Probelm with renewing SSL certs

Hi I have intended renew my expired certs, webmail... cpanel... etc. In the web interface the renewing is success aparently, but when I reload the webpage, the advice tahr "expired" is still there.  When I check in /etc/pki/tls/certs the .cert files, effectively, they are expired.

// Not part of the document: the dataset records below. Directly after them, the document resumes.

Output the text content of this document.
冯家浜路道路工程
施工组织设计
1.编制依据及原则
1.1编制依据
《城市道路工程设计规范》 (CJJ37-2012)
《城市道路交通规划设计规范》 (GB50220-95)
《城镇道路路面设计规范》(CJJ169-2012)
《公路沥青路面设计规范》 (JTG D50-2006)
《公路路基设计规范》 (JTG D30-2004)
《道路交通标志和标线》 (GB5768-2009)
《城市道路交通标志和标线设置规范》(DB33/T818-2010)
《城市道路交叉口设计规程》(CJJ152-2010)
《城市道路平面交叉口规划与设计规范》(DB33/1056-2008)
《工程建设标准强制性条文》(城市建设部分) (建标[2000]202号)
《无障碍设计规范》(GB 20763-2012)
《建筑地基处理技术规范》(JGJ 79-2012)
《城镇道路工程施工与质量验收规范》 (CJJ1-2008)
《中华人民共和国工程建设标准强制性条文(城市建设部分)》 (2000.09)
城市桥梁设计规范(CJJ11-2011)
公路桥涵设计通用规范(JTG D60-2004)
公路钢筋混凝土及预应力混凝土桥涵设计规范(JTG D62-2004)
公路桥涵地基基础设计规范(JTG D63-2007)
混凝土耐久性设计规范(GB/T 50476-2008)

Somethig is avoiding that the .cert or blundle files be rewriting.
How can I resolv this problem please?? Regards.

Possibly a bug from CWP.
This happened to me migrating domains from another server.
Once the domain was renewed manually, now the renewing process is automatic again.

Try to create a script, named like 'renew-cert.sh', to renew manually:

Code: [Select]

#!/bin/bash

DOM=${1}
/root/.acme.sh/acme.sh --home /root/.acme.sh/cwp_certs --renew --ecc -d ${DOM} --force

Change permissions:

Code: [Select]

# chmod 700 renew-cert.sh
And run the script (replacing "domain.com" with your domain):

Code: [Select]

# ./renew-cert.sh domain.com
Regards,
Netino

I tried with the script, it was going well but finally I got the next error:

cxxxxxxxxxxx.cxx: Invalid status. Verification error details: 157.90.211.236: Fetching http://cxxnxxxx.com/.well-known/acme-challenge/rxt3tCYUqpgL_DtbRhDA7ik31_RQrp_bt1cvzc1jXyk: Timeout during connect (likely firewall problem)
[Mon May 12 13:12:40 -05 2025] Please check log file for more details: /root/.acme.sh/cwp_certs/acme.sh.log
[root@ ~]#

And effectively, I have migrated this domain from another server. our help please. Thanks.

Is your firewall allowing in & outbound port 80? Is iptables configured similarly to this:

Code: [Select]

iptables -A INPUT -m conntrack --ctstate ESTABLISHED,RELATED -j ACCEPTYou could temporarily disable the CSF firewall (csf -x) and test a renewal, either from the CWP web GUI or via Netino's script. This would tell you if it is a firewall problem, which it would appear to be.

Ah but the website is in other server that I dont adimistrate. How can I to change the comprobation mode?

Ah but the website is in other server that I dont adimistrate. How can I to change the comprobation mode?

You simply can't get certificates via LetsEncrypt in apache mode if you can't save tokens in a specific are of the web server.
But with another app (certbot) in DNS mode, you could.
You manage the DNS server of these sites?

Hi, of course, I manage the DNS ZOne of the domain.... Then, how can I procedure?

Use certbot (an ACME client) and run with a configuration like this (obtaining an API key from your DNS provider -- Cloudflare, in this example):
/etc/letsencrypt/renewal/yourdomain.com.conf

Code: [Select]

# renew_before_expiry = 30 days
version = 1.8.0
archive_dir = /etc/letsencrypt/archive/yourdomain.com
cert = /etc/letsencrypt/live/yourdomain.com/cert.pem
privkey = /etc/letsencrypt/live/yourdomain.com/privkey.pem
chain = /etc/letsencrypt/live/yourdomain.com/chain.pem
fullchain = /etc/letsencrypt/live/yourdomain.com/fullchain.pem

# Options used in the renewal process
[renewalparams]
account = YOURAPIKEYHERE
authenticator = dns-cloudflare
dns_cloudflare_propagation_seconds = 60
dns_cloudflare_credentials = /some/path/conf/yourdomain.com.key
server = https://acme-v02.api.letsencrypt.org/directoryThen you just call certbot renew in cron and it will renew your SSL cert 30 days before expiry.

Hi, thanks by your reply..... What about if does not exist the folders letsencrypt/renewal/  in /etc??

Read and follow certbot's documentation. https://certbot.eff.org/instructions?ws=apache&os=snap
You should run certbot from the CLI manually once to set it up, then edit the config to switch to DNS mode.

Code: [Select]

sudo certbot --apacheMy example was specifically for Cloudflare, so you may have to adapt it to your situation.